One earlier round of 'miracle cure' publicity was so bizarre that Nasa, which is quite busy making spacecraft, was forced to issue a press release refuting claims in the Independent and New Scientist that Dore used special Nasa space technology and exercises in the treatment (Dore denies involvement in these claims). And we should remember that the published scientific evidence for Dore consists of an infamous research study on the 'miracle cure', filled with fascinating methodological holes so serious that there were five resignations from the editorial board of the journal Dyslexia in protest at its publication, and an unprecedented nine critical commentaries from academics.
But in the media you will only ever see Dore being promoted intensely, glowingly, uncritically, with intimate personal testimonies which many, understandably, consider to constitute evidence. With repetition, after all, they can start to feel eerily quantitative.
And what shameless repetition. The Independent Television Commission upheld complaints about a Tonight With Trevor McDonald program promoting Dore's miracle cure (with an 'information line' at the end which went straight through to Dore). Nothing changed. A year later Richard and Judy did exactly the same thing, because there aren't any very good treatments for dyslexia, so anyone with a miracle cure is welcome on the sofa. The ITC upheld a complaint again. It changed nothing. Ofcom found Dore's TV advertisement to be in breach of its rules on evidence, 'assessment of medical claims', and 'impressions of professional advice and support'.
How do you make that kind of relentlessly positive media coverage happen? Dore retains Phil Hall Associates, headed by the ex-editor of the News of the World and one of the finest and most expensive PR men in Britain (he's quite a nice bloke on the phone). You may remember someone called Kenny Logan. He is paid for some of his promotional work for Dore, but he does not declare this fact to journalists or TV producers when he spreads his message of Dore miracles to the nation ('if journalists ask whether he is paid he confirms it,' says Dore, 'but he does not volunteer it when it does not seem an issue.').
You will never hear a negative Dore anecdote in the media. Why not? I spoke with three patients who felt the £2,000 programme didn't work for them. That's all. It's a fairly modest claim about their own experience, and you'd have thought the company might simply wear it.

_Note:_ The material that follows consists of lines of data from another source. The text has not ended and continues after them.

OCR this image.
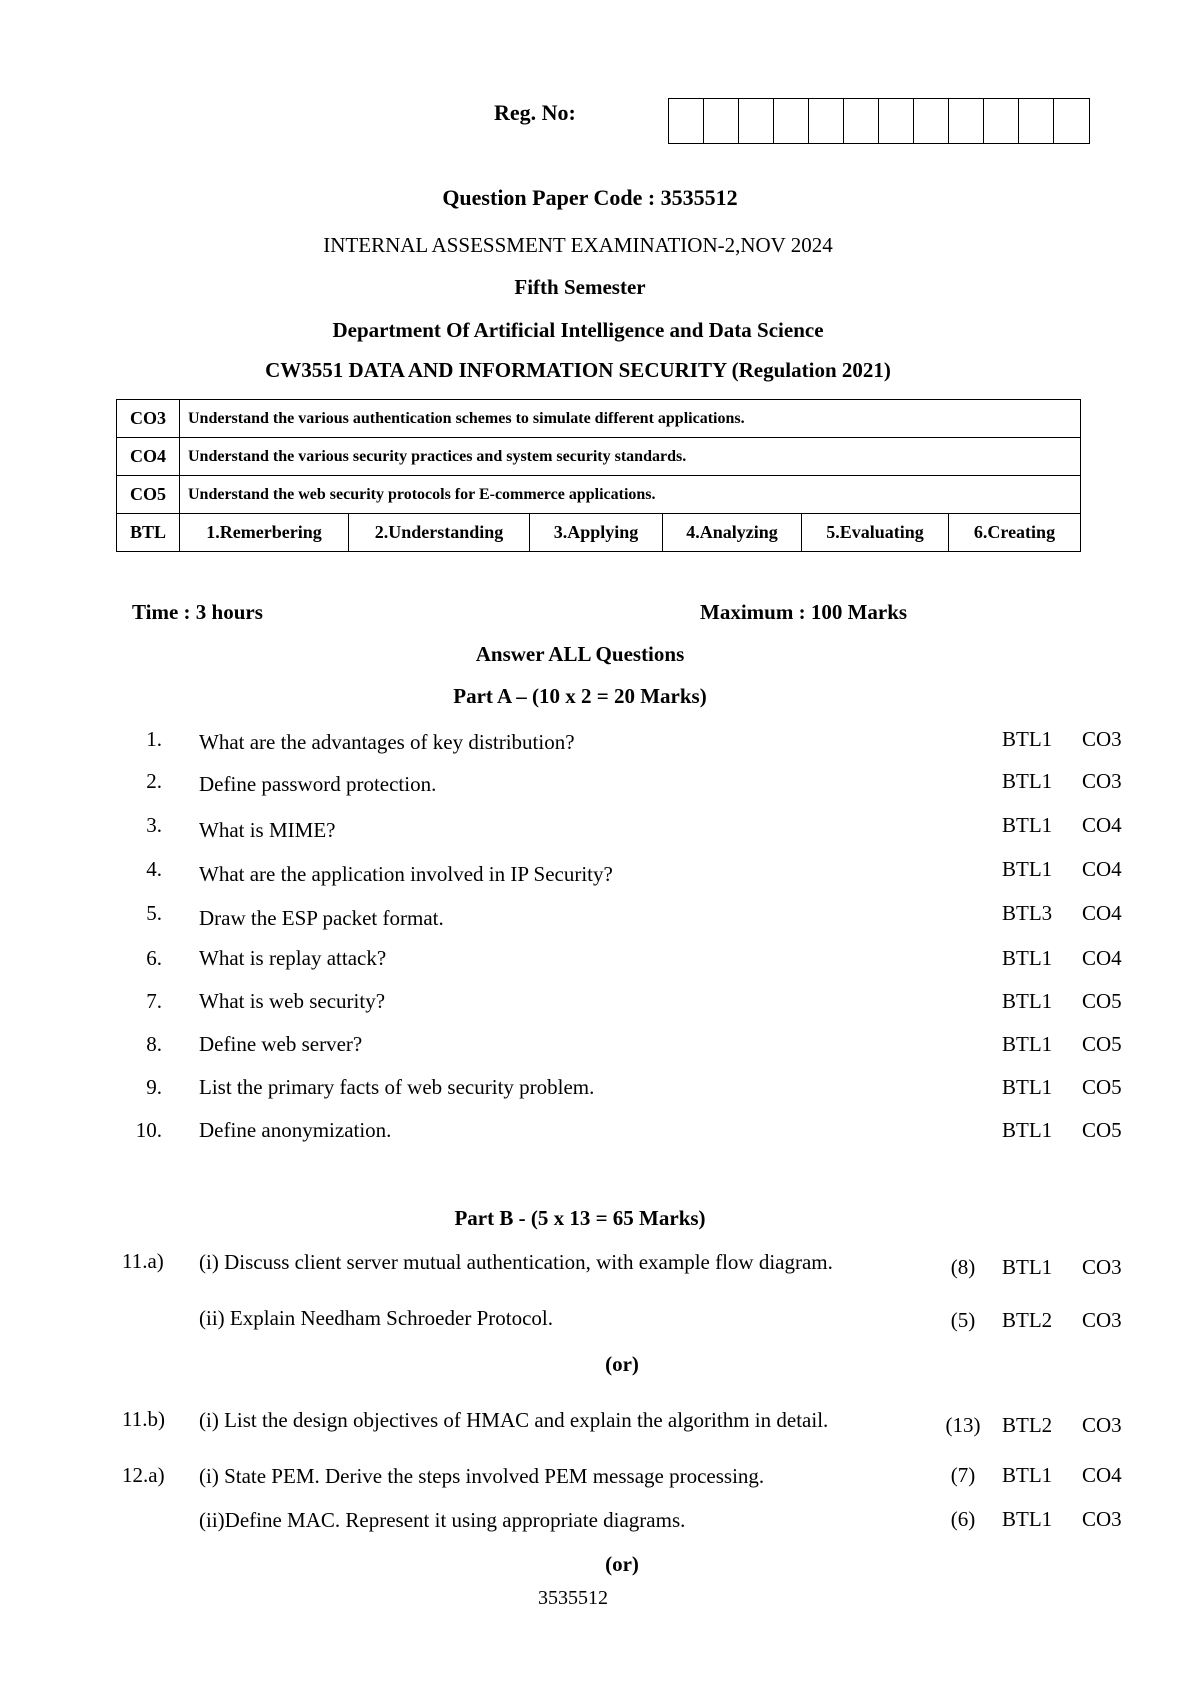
Reg. No:
Question Paper Code : 3535512
INTERNAL ASSESSMENT EXAMINATION-2,NOV 2024
Fifth Semester
Department Of Artificial Intelligence and Data Science
CW3551 DATA AND INFORMATION SECURITY (Regulation 2021)
CO3	Understand the various authentication schemes to simulate different applications.					
CO4	Understand the various security practices and system security standards.					
CO5	Understand the web security protocols for E-commerce applications.					
BTL	1.Remerbering	2.Understanding	3.Applying	4.Analyzing	5.Evaluating	6.Creating
Time : 3 hours	Maximum : 100 Marks
Answer ALL Questions
Part A – (10 x 2 = 20 Marks)
1. What are the advantages of key distribution?	BTL1 CO3
2. Define password protection.	BTL1 CO3
3. What is MIME?	BTL1 CO4
4. What are the application involved in IP Security?	BTL1 CO4
5. Draw the ESP packet format.	BTL3 CO4
6. What is replay attack?	BTL1 CO4
7. What is web security?	BTL1 CO5
8. Define web server?	BTL1 CO5
9. List the primary facts of web security problem.	BTL1 CO5
10. Define anonymization.	BTL1 CO5
Part B - (5 x 13 = 65 Marks)
11.a)	(i) Discuss client server mutual authentication, with example flow diagram.	(8)	BTL1 CO3
(ii) Explain Needham Schroeder Protocol.	(5)	BTL2 CO3
(or)
11.b)	(i) List the design objectives of HMAC and explain the algorithm in detail.	(13)	BTL2 CO3
12.a)	(i) State PEM. Derive the steps involved PEM message processing.	(7)	BTL1 CO4
(ii)Define MAC. Represent it using appropriate diagrams.	(6)	BTL1 CO3
(or)
3535512
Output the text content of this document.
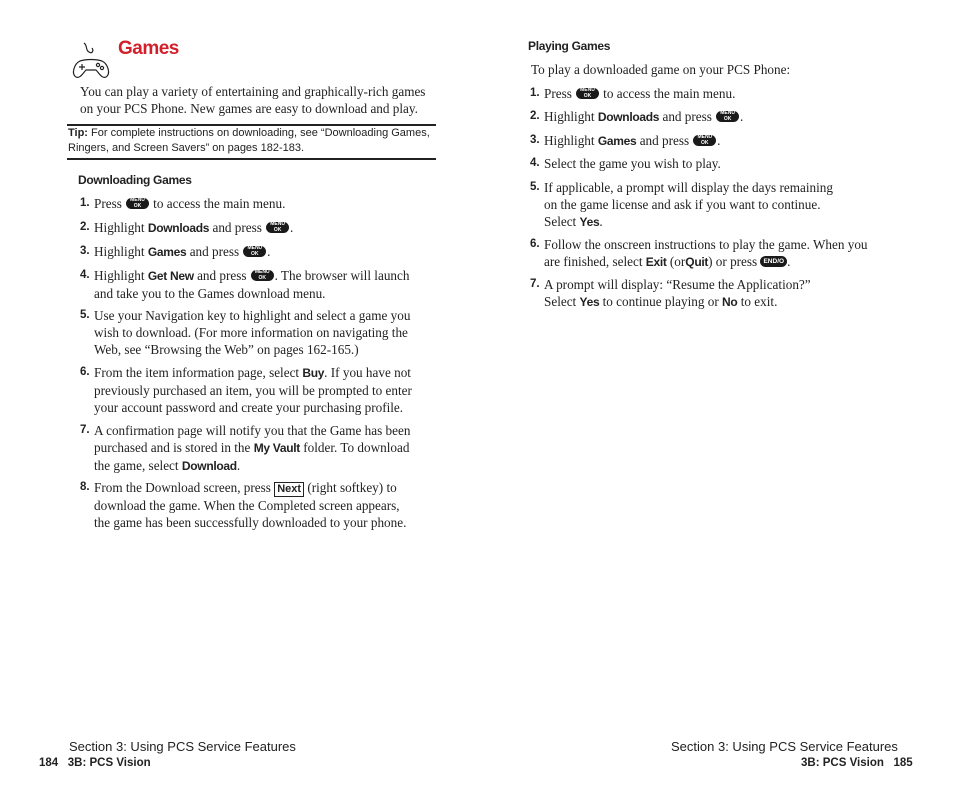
Games
You can play a variety of entertaining and graphically-rich games on your PCS Phone. New games are easy to download and play.
Tip: For complete instructions on downloading, see “Downloading Games, Ringers, and Screen Savers” on pages 182-183.
Downloading Games
1. Press MENU
OK to access the main menu.
2. Highlight Downloads and press MENU
OK .
3. Highlight Games and press MENU
OK .
4. Highlight Get New and press MENU
OK . The browser will launch
and take you to the Games download menu.
5. Use your Navigation key to highlight and select a game you
wish to download. (For more information on navigating the
Web, see “Browsing the Web” on pages 162-165.)
6. From the item information page, select Buy. If you have not
previously purchased an item, you will be prompted to enter
your account password and create your purchasing profile.
7. A confirmation page will notify you that the Game has been
purchased and is stored in the My Vault folder. To download
the game, select Download.
8. From the Download screen, press Next (right softkey) to
download the game. When the Completed screen appears,
the game has been successfully downloaded to your phone.
Section 3: Using PCS Service Features
184   3B: PCS Vision
Playing Games
To play a downloaded game on your PCS Phone:
1. Press MENU
OK to access the main menu.
2. Highlight Downloads and press MENU
OK .
3. Highlight Games and press MENU
OK .
4. Select the game you wish to play.
5. If applicable, a prompt will display the days remaining
on the game license and ask if you want to continue.
Select Yes.
6. Follow the onscreen instructions to play the game. When you
are finished, select Exit (orQuit) or press END/O .
7. A prompt will display: “Resume the Application?”
Select Yes to continue playing or No to exit.
Section 3: Using PCS Service Features
3B: PCS Vision   185
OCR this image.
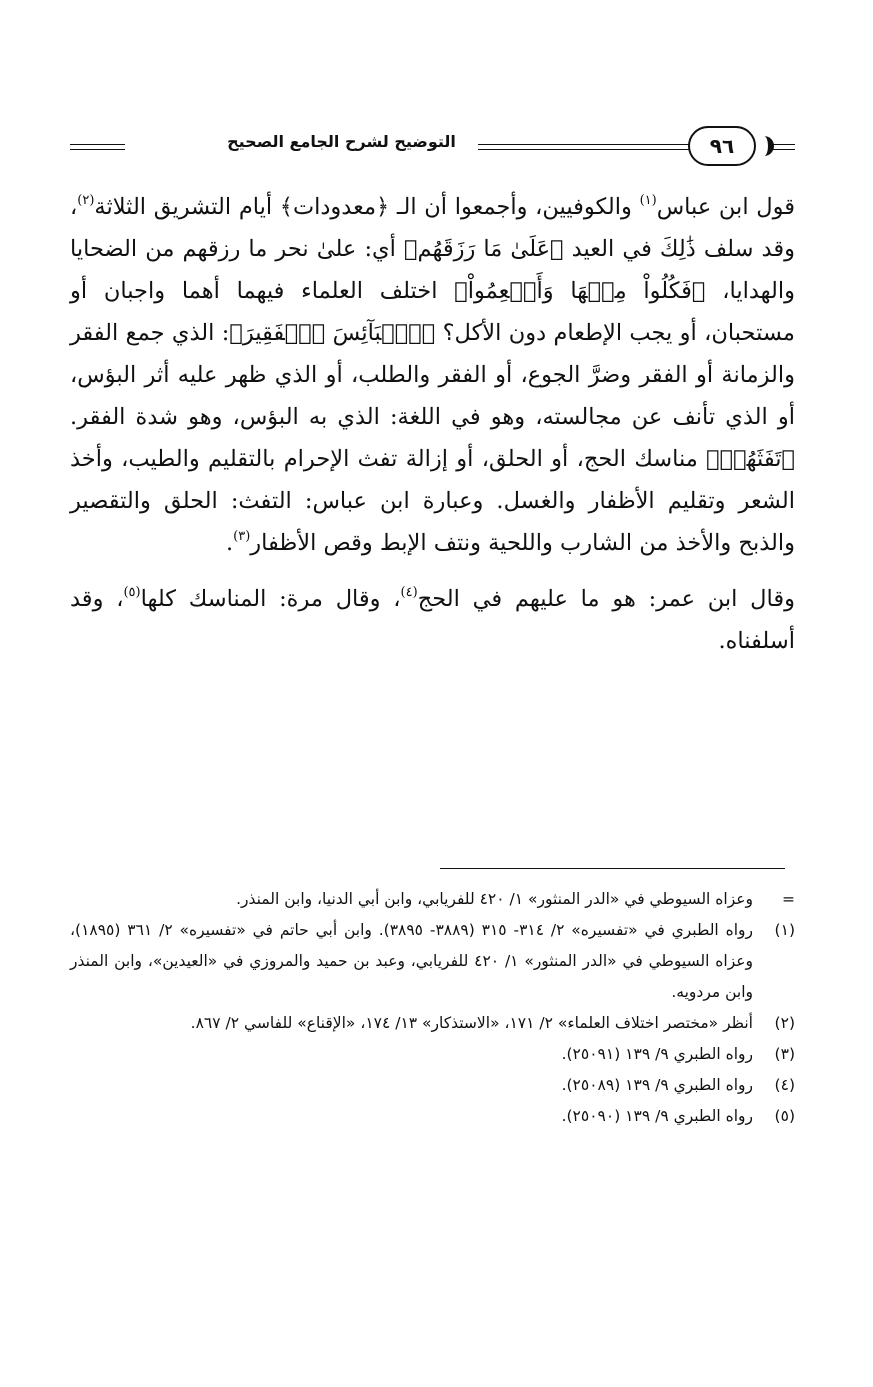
التوضيح لشرح الجامع الصحيح	٩٦

قول ابن عباس$^{(١)}$ والكوفيين، وأجمعوا أن الـ ﴿معدودات﴾ أيام التشريق الثلاثة$^{(٢)}$، وقد سلف ذَٰلِكَ في العيد ﴿عَلَىٰ مَا رَزَقَهُم﴾ أي: علىٰ نحر ما رزقهم من الضحايا والهدايا، ﴿فَكُلُواْ مِنۡهَا وَأَطۡعِمُواْ﴾ اختلف العلماء فيهما أهما واجبان أو مستحبان، أو يجب الإطعام دون الأكل؟ ﴿ٱلۡبَآئِسَ ٱلۡفَقِيرَ﴾: الذي جمع الفقر والزمانة أو الفقر وضرَّ الجوع، أو الفقر والطلب، أو الذي ظهر عليه أثر البؤس، أو الذي تأنف عن مجالسته، وهو في اللغة: الذي به البؤس، وهو شدة الفقر. ﴿تَفَثَهُمۡ﴾ مناسك الحج، أو الحلق، أو إزالة تفث الإحرام بالتقليم والطيب، وأخذ الشعر وتقليم الأظفار والغسل. وعبارة ابن عباس: التفث: الحلق والتقصير والذبح والأخذ من الشارب واللحية ونتف الإبط وقص الأظفار$^{(٣)}$.

وقال ابن عمر: هو ما عليهم في الحج$^{(٤)}$، وقال مرة: المناسك كلها$^{(٥)}$، وقد أسلفناه.

=
وعزاه السيوطي في «الدر المنثور» ١/ ٤٢٠ للفريابي، وابن أبي الدنيا، وابن المنذر.
(١)
رواه الطبري في «تفسيره» ٢/ ٣١٤- ٣١٥ (٣٨٨٩- ٣٨٩٥). وابن أبي حاتم في «تفسيره» ٢/ ٣٦١ (١٨٩٥)، وعزاه السيوطي في «الدر المنثور» ١/ ٤٢٠ للفريابي، وعبد بن حميد والمروزي في «العيدين»، وابن المنذر وابن مردويه.
(٢)
أنظر «مختصر اختلاف العلماء» ٢/ ١٧١، «الاستذكار» ١٣/ ١٧٤، «الإقناع» للفاسي ٢/ ٨٦٧.
(٣)
رواه الطبري ٩/ ١٣٩ (٢٥٠٩١).
(٤)
رواه الطبري ٩/ ١٣٩ (٢٥٠٨٩).
(٥)
رواه الطبري ٩/ ١٣٩ (٢٥٠٩٠).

They asked for the names to discuss the cases specifically. I gave them two. In a letter to these patients asking for permission to talk about their cases they mentioned libel in a way that can only be described as threatening.
Wynford Dore Program Exercises To Flatten Body
One was simply outraged. She thinks, incidentally, that the Dore Programme made her son's seizures and headaches worse. I make no comment on that, as it is simply one mother's story (but if Dore wants to live by extreme anecdotes, then that is one for them to think about). The other felt he dared not take the risk of speaking out - of simply saying 'it didn't work for me' - as he felt so threatened, he does not have the resources to protect himself legally.
Dore Program Exercises
An academic has received a letter threatening legal action, delivered in person to her home, for daring to speak about her concerns over the evidence for Dore when asked by journalists. Dore's lawyers have sent multiple extensive letters and faxes to this newspaper, warning us against all kinds of things. I get paid the same for this column whether it takes me two hours or a week. This may go some small way to explaining why you will hear only praise heaped upon Dore in the media.
Meanwhile the Australian arm of the Dore business has gone into administration, workers are unpaid, and parents are out of pocket. But you will hear nothing about this in the brave British media. This very week, even as everyday folk in Australia were wondering if they would ever see their money again, Radio 4's supposedly investigative consumer programme You and Yours was promoting the Dore programme. And as ever, Kenny Logan was the studio guest. Pay now, up front, for the miracle cure!